I think some of the issues with the ‘just do what we say’ line is that if one doesn’t instill long term goals in a model that are somewhat aligned with human benefit, the model will likely, given sufficient capability and agency, emerge those goals on their own.
If the model is sufficiently capable, it is not difficult for it to assess to what extent it should reveal, or discuss those goals with humans, or whether this would be detrimental to those goals, and make that decision with no guiding principles of any sort.

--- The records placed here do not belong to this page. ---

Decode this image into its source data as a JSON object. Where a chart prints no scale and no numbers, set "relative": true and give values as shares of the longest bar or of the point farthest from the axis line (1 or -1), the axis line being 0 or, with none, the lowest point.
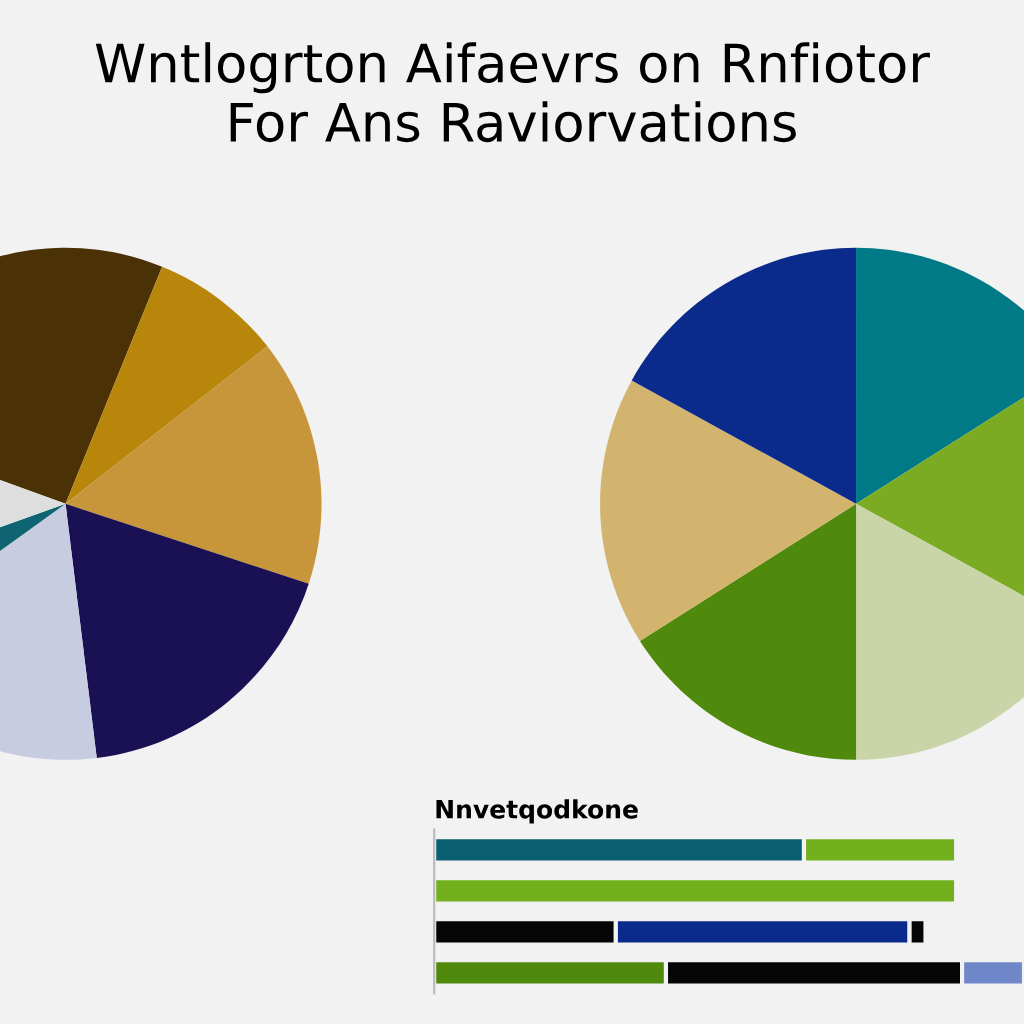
{
  "chart_data": [
    {
      "type": "pie",
      "title": "Wntlogrton Aifaevrs on Rnfiotor\nFor Ans Raviorvations",
      "categories": [
        null,
        null,
        null,
        null,
        null,
        null,
        null
      ],
      "values": [
        25.6,
        8.3,
        15.6,
        18,
        17,
        4.5,
        11
      ],
      "colors": [
        "#4a3206",
        "#b8860b",
        "#c8963a",
        "#1a1155",
        "#c8cce0",
        "#0e6470",
        "#dedede"
      ]
    },
    {
      "type": "pie",
      "categories": [
        null,
        null,
        null,
        null,
        null,
        null
      ],
      "values": [
        16,
        17,
        17,
        16,
        17,
        17
      ],
      "colors": [
        "#007a87",
        "#7aab23",
        "#c9d4a8",
        "#4f8a0c",
        "#d2b46e",
        "#0a2a8c"
      ]
    },
    {
      "type": "bar",
      "orientation": "horizontal",
      "stacked": true,
      "relative": true,
      "title": "Nnvetqodkone",
      "categories": [
        null,
        null,
        null,
        null
      ],
      "series": [
        {
          "values": [
            0.627,
            0.885,
            0.308,
            0.393
          ],
          "colors": [
            "#0a5f70",
            "#72b01e",
            "#050505",
            "#4f8a0c"
          ]
        },
        {
          "values": [
            0.258,
            null,
            0.498,
            0.502
          ],
          "colors": [
            "#72b01e",
            null,
            "#0a2a8c",
            "#050505"
          ]
        },
        {
          "values": [
            null,
            null,
            0.027,
            0.105
          ],
          "colors": [
            null,
            null,
            "#050505",
            "#6f86c8"
          ]
        }
      ]
    }
  ]
}
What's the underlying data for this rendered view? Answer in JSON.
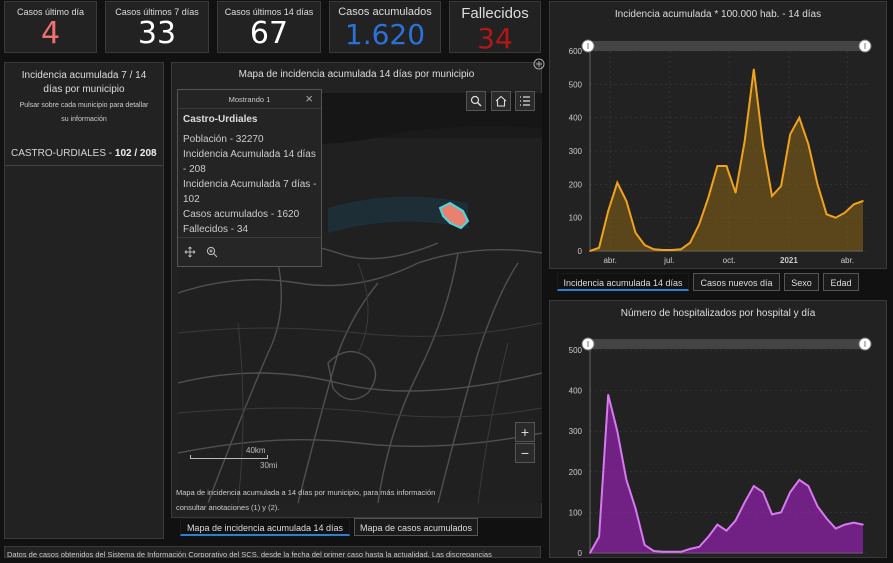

The larger contradiction in the document, I think is well pointed out in a prior comment. The model is to have inviolable red lines but doesn’t require much intelligence to realize that some of those red lines are being crossed by virtue of its very development, and via actors that it does not control.
While it can be guided to not willingly participate in actions that kill or disempower humanity, it can’t stop those using it from doing so, leveraging it indirectly.
What does that mean for an intelligent agent that’s very existence is inherently dangerous and against its own constitutional goals? How does a model develop around that very thing? How does a model deal with a document that ascribes so much unearned nobility and good conscience to humans that so rarely, at scale, demonstrate those traits?
This leaves a huge unresolved gap (despite the thousands of words around how it should raise objections, etc.) around what it does existentially as a system given the reality of human self-harm and general tendency to willfully ignore the larger damage that our lifestyles tend to cause.
That kind of inherent contradiction is enormous room for an AI model to ‘make its own mind up’.
I don’t think a document talking through that inherent contradiction and hoping Claude develops its own ethics that embody the spirit of ‘help us because you’ll be smarter than us soon’ will somehow fix it. I also don’t think, given the massive gaps in the ethical framework that a model can fly through, it is going to matter all that much vs. having no constitution at all and fine tuning the model to death a la OpenAI.
Personally, I love the spirit of the document, and what it’s wrestling with, but it kind of presupposes that the model will remain as blind as we tend to selectively be to how humans actually behave and then take no action on the subject because it was poetically asked not to.
This is an interesting take, and one that I think should be taken seriously. I’m not overly concerned about it with OpenClaw at this time for a couple of boring and practical reasons:
1) For the agent to be anything resembling effective, it needs to be using a long context version of a frontier model (Opus 4.6). These are expensive to run and require financial wherewithal. I do see a possibility for an agent to start scamming crypto and paying for some kind of shady API service with it, but I can’t imagine there’s much headroom in that ecosystem in practice to enable a significant self-replicating threat model.
2) My experience of having an OpenClaw agent running at the moment for complex research tasks, it is inherently fairly passive. While it has a heartbeat which lets it do things in the background, it’s otherwise (largely down to the fine tuning of the backend) very passive, and will not take any action without asking permission. It may do wildly inappropriate things once it has permission, but the potential for it to write a cron job to itself to do something wildly inappropriate when using a frontier model capable of executing such nefarious acts seems fairly low at the moment. It won’t even do what I want it to do half the time without checking in.
I think the time that this will change is when open-source models become as capable as frontier models are now. Given the pace of development, I think that’s 6 − 9 months from now. They won’t be as capable as frontier models are then, but they will be able to do all of the things that Opus can do today, which is more than enough to be a very effective pilot of its own computer, and if ‘desirable’ for the model, do its own thing.
Given that open-source models can be fine-tuned, jail broken, quantized, I think at that point the risk becomes much more tractable and concerning.
Looking at it this way. If I deliberately set up a capable OpenClaw based agent (i.e., using a frontier model), and intended it to perform nefarious self-perpetuating deeds today, it would not be able to. Not because the backend model isn’t intelligent enough, but because the back end model isn’t inclined to do anything like that. As a result, I find the odds of it arising organically fairly low.
When one is dealing with models that have intentionally had their safety guardrails removed, and are open source, and can run on any infrastructure (even locally on sufficiently powerful GPUs and sufficiently quantized) that situation changes immediately.
I genuinely think that your post here will be considered prescient in about 6-9 months’ time.